The Lifetime ISA (LISA) has not caused an exodus from workplace pensions as feared, research by AJ Bell finds.
Some 78% of the product's users say they have continued to contribute into their workplace pension, and more than half (56%) are saving into a LISA to top-up their retirement income.
Just 3% of those who had opted out of their workplace pension said they had done so in order to put money into a LISA.
AJ Bell's findings, which come from a survey of 400 of its Youinvest LISA customers, will mitigate concerns that the more liquid product would draw young people away from pensions.
The savings vehicle was introduced by the government last year and allows savers to put aside up to £4,000 a year and gain a 25% government bonus in order to pay for retirement, a house deposit, or costs in ill-health.

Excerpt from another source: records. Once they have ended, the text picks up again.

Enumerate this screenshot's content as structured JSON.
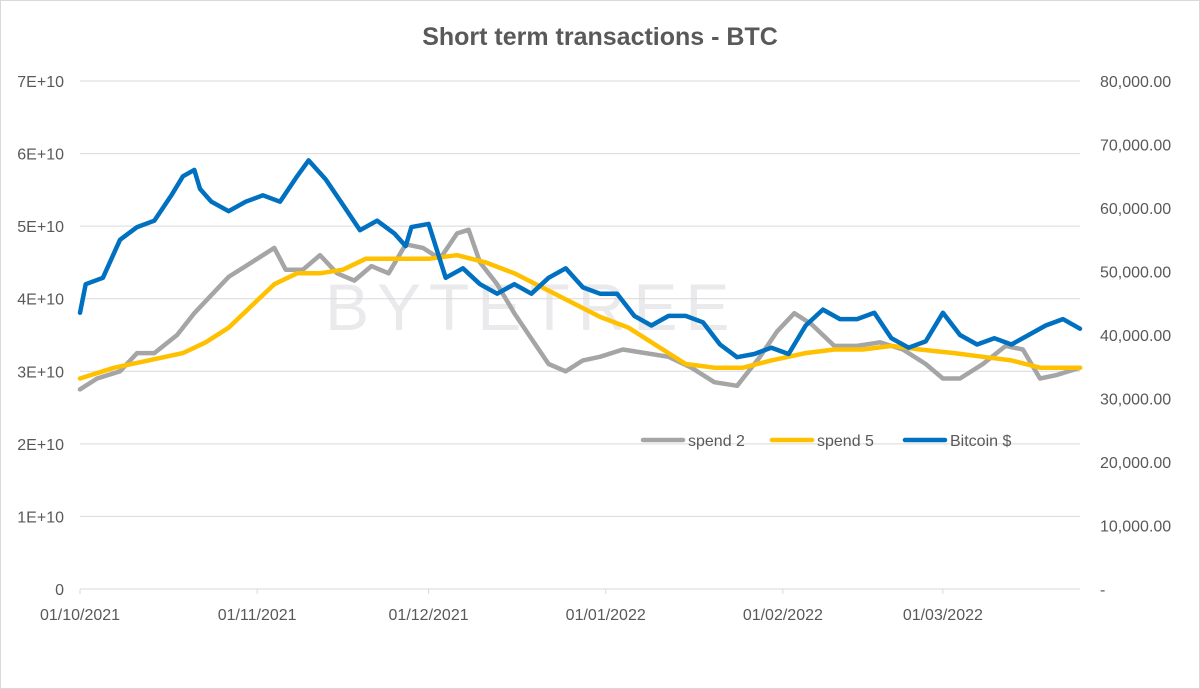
{
  "chart_data": {
    "type": "line",
    "title": "Short term transactions - BTC",
    "watermark": "BYTETREE",
    "x_range": [
      "2021-10-01",
      "2022-03-25"
    ],
    "x_ticks": [
      "01/10/2021",
      "01/11/2021",
      "01/12/2021",
      "01/01/2022",
      "01/02/2022",
      "01/03/2022"
    ],
    "y_left": {
      "range": [
        0,
        70000000000
      ],
      "ticks": [
        "0",
        "1E+10",
        "2E+10",
        "3E+10",
        "4E+10",
        "5E+10",
        "6E+10",
        "7E+10"
      ]
    },
    "y_right": {
      "range": [
        0,
        80000
      ],
      "ticks": [
        "-",
        "10,000.00",
        "20,000.00",
        "30,000.00",
        "40,000.00",
        "50,000.00",
        "60,000.00",
        "70,000.00",
        "80,000.00"
      ]
    },
    "grid": "horizontal",
    "legend_position": "inside-bottom-right",
    "series": [
      {
        "name": "spend 2",
        "axis": "left",
        "color": "#a5a5a5",
        "points": [
          [
            "2021-10-01",
            27500000000.0
          ],
          [
            "2021-10-04",
            29000000000.0
          ],
          [
            "2021-10-08",
            30000000000.0
          ],
          [
            "2021-10-11",
            32500000000.0
          ],
          [
            "2021-10-14",
            32500000000.0
          ],
          [
            "2021-10-18",
            35000000000.0
          ],
          [
            "2021-10-21",
            38000000000.0
          ],
          [
            "2021-10-24",
            40500000000.0
          ],
          [
            "2021-10-27",
            43000000000.0
          ],
          [
            "2021-10-30",
            44500000000.0
          ],
          [
            "2021-11-02",
            46000000000.0
          ],
          [
            "2021-11-04",
            47000000000.0
          ],
          [
            "2021-11-06",
            44000000000.0
          ],
          [
            "2021-11-09",
            44000000000.0
          ],
          [
            "2021-11-12",
            46000000000.0
          ],
          [
            "2021-11-15",
            43500000000.0
          ],
          [
            "2021-11-18",
            42500000000.0
          ],
          [
            "2021-11-21",
            44500000000.0
          ],
          [
            "2021-11-24",
            43500000000.0
          ],
          [
            "2021-11-27",
            47500000000.0
          ],
          [
            "2021-11-30",
            47000000000.0
          ],
          [
            "2021-12-03",
            45500000000.0
          ],
          [
            "2021-12-06",
            49000000000.0
          ],
          [
            "2021-12-08",
            49500000000.0
          ],
          [
            "2021-12-10",
            45000000000.0
          ],
          [
            "2021-12-13",
            42000000000.0
          ],
          [
            "2021-12-16",
            38000000000.0
          ],
          [
            "2021-12-19",
            34500000000.0
          ],
          [
            "2021-12-22",
            31000000000.0
          ],
          [
            "2021-12-25",
            30000000000.0
          ],
          [
            "2021-12-28",
            31500000000.0
          ],
          [
            "2021-12-31",
            32000000000.0
          ],
          [
            "2022-01-04",
            33000000000.0
          ],
          [
            "2022-01-08",
            32500000000.0
          ],
          [
            "2022-01-12",
            32000000000.0
          ],
          [
            "2022-01-16",
            30500000000.0
          ],
          [
            "2022-01-20",
            28500000000.0
          ],
          [
            "2022-01-24",
            28000000000.0
          ],
          [
            "2022-01-28",
            32000000000.0
          ],
          [
            "2022-01-31",
            35500000000.0
          ],
          [
            "2022-02-03",
            38000000000.0
          ],
          [
            "2022-02-06",
            36500000000.0
          ],
          [
            "2022-02-10",
            33500000000.0
          ],
          [
            "2022-02-14",
            33500000000.0
          ],
          [
            "2022-02-18",
            34000000000.0
          ],
          [
            "2022-02-22",
            33000000000.0
          ],
          [
            "2022-02-26",
            31000000000.0
          ],
          [
            "2022-03-01",
            29000000000.0
          ],
          [
            "2022-03-04",
            29000000000.0
          ],
          [
            "2022-03-08",
            31000000000.0
          ],
          [
            "2022-03-12",
            33500000000.0
          ],
          [
            "2022-03-15",
            33000000000.0
          ],
          [
            "2022-03-18",
            29000000000.0
          ],
          [
            "2022-03-21",
            29500000000.0
          ],
          [
            "2022-03-25",
            30500000000.0
          ]
        ]
      },
      {
        "name": "spend 5",
        "axis": "left",
        "color": "#ffc000",
        "points": [
          [
            "2021-10-01",
            29000000000.0
          ],
          [
            "2021-10-07",
            30500000000.0
          ],
          [
            "2021-10-13",
            31500000000.0
          ],
          [
            "2021-10-19",
            32500000000.0
          ],
          [
            "2021-10-23",
            34000000000.0
          ],
          [
            "2021-10-27",
            36000000000.0
          ],
          [
            "2021-10-31",
            39000000000.0
          ],
          [
            "2021-11-04",
            42000000000.0
          ],
          [
            "2021-11-08",
            43500000000.0
          ],
          [
            "2021-11-12",
            43500000000.0
          ],
          [
            "2021-11-16",
            44000000000.0
          ],
          [
            "2021-11-20",
            45500000000.0
          ],
          [
            "2021-11-26",
            45500000000.0
          ],
          [
            "2021-12-01",
            45500000000.0
          ],
          [
            "2021-12-06",
            46000000000.0
          ],
          [
            "2021-12-11",
            45000000000.0
          ],
          [
            "2021-12-16",
            43500000000.0
          ],
          [
            "2021-12-21",
            41500000000.0
          ],
          [
            "2021-12-26",
            39500000000.0
          ],
          [
            "2021-12-31",
            37500000000.0
          ],
          [
            "2022-01-05",
            36000000000.0
          ],
          [
            "2022-01-10",
            33500000000.0
          ],
          [
            "2022-01-15",
            31000000000.0
          ],
          [
            "2022-01-20",
            30500000000.0
          ],
          [
            "2022-01-25",
            30500000000.0
          ],
          [
            "2022-01-30",
            31500000000.0
          ],
          [
            "2022-02-05",
            32500000000.0
          ],
          [
            "2022-02-10",
            33000000000.0
          ],
          [
            "2022-02-15",
            33000000000.0
          ],
          [
            "2022-02-20",
            33500000000.0
          ],
          [
            "2022-02-25",
            33000000000.0
          ],
          [
            "2022-03-03",
            32500000000.0
          ],
          [
            "2022-03-08",
            32000000000.0
          ],
          [
            "2022-03-13",
            31500000000.0
          ],
          [
            "2022-03-18",
            30500000000.0
          ],
          [
            "2022-03-25",
            30500000000.0
          ]
        ]
      },
      {
        "name": "Bitcoin $",
        "axis": "right",
        "color": "#0070c0",
        "points": [
          [
            "2021-10-01",
            43500
          ],
          [
            "2021-10-02",
            48000
          ],
          [
            "2021-10-05",
            49000
          ],
          [
            "2021-10-08",
            55000
          ],
          [
            "2021-10-11",
            57000
          ],
          [
            "2021-10-14",
            58000
          ],
          [
            "2021-10-17",
            62000
          ],
          [
            "2021-10-19",
            65000
          ],
          [
            "2021-10-21",
            66000
          ],
          [
            "2021-10-22",
            63000
          ],
          [
            "2021-10-24",
            61000
          ],
          [
            "2021-10-27",
            59500
          ],
          [
            "2021-10-30",
            61000
          ],
          [
            "2021-11-02",
            62000
          ],
          [
            "2021-11-05",
            61000
          ],
          [
            "2021-11-08",
            65000
          ],
          [
            "2021-11-10",
            67500
          ],
          [
            "2021-11-13",
            64500
          ],
          [
            "2021-11-16",
            60500
          ],
          [
            "2021-11-19",
            56500
          ],
          [
            "2021-11-22",
            58000
          ],
          [
            "2021-11-25",
            56000
          ],
          [
            "2021-11-27",
            54000
          ],
          [
            "2021-11-28",
            57000
          ],
          [
            "2021-12-01",
            57500
          ],
          [
            "2021-12-04",
            49000
          ],
          [
            "2021-12-07",
            50500
          ],
          [
            "2021-12-10",
            48000
          ],
          [
            "2021-12-13",
            46500
          ],
          [
            "2021-12-16",
            48000
          ],
          [
            "2021-12-19",
            46500
          ],
          [
            "2021-12-22",
            49000
          ],
          [
            "2021-12-25",
            50500
          ],
          [
            "2021-12-28",
            47500
          ],
          [
            "2021-12-31",
            46500
          ],
          [
            "2022-01-03",
            46500
          ],
          [
            "2022-01-06",
            43000
          ],
          [
            "2022-01-09",
            41500
          ],
          [
            "2022-01-12",
            43000
          ],
          [
            "2022-01-15",
            43000
          ],
          [
            "2022-01-18",
            42000
          ],
          [
            "2022-01-21",
            38500
          ],
          [
            "2022-01-24",
            36500
          ],
          [
            "2022-01-27",
            37000
          ],
          [
            "2022-01-30",
            38000
          ],
          [
            "2022-02-02",
            37000
          ],
          [
            "2022-02-05",
            41500
          ],
          [
            "2022-02-08",
            44000
          ],
          [
            "2022-02-11",
            42500
          ],
          [
            "2022-02-14",
            42500
          ],
          [
            "2022-02-17",
            43500
          ],
          [
            "2022-02-20",
            39500
          ],
          [
            "2022-02-23",
            38000
          ],
          [
            "2022-02-26",
            39000
          ],
          [
            "2022-03-01",
            43500
          ],
          [
            "2022-03-04",
            40000
          ],
          [
            "2022-03-07",
            38500
          ],
          [
            "2022-03-10",
            39500
          ],
          [
            "2022-03-13",
            38500
          ],
          [
            "2022-03-16",
            40000
          ],
          [
            "2022-03-19",
            41500
          ],
          [
            "2022-03-22",
            42500
          ],
          [
            "2022-03-25",
            41000
          ]
        ]
      }
    ]
  }
}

The bonus is forfeited if the pot is accessed for any other reason - although 20% of LISA users were unable to explain how that charge worked.
Some 166,000 accounts were opened within the first year of the product's offering.
AJ Bell senior analyst Tom Selby said LISA was proving a "valuable savings option alongside the flagship" auto-enrolment (AE) programme.
"Encouragingly, fears savers would opt out of AE in their droves in order to fund their LISA appear to have been misplaced," he added. "Around four in five LISA savers are contributing to a workplace pension and a LISA, while just a handful have chosen to quit their workplace scheme."
He said the decision to save on top of AE "makes a mockery of calls made in some quarters to scrap the product altogether" although admitted "LISA is not perfect" and does create some confusion.
In July, the Treasury Select Committee called for the abolition of the product over "its complexity, its perverse incentives, its lack of complementarity with the pensions savings landscape, and its apparent lack of popularity with the industry and pension savers".
Former pensions minister Baroness Ros Altmann described it as a "Trojan horse".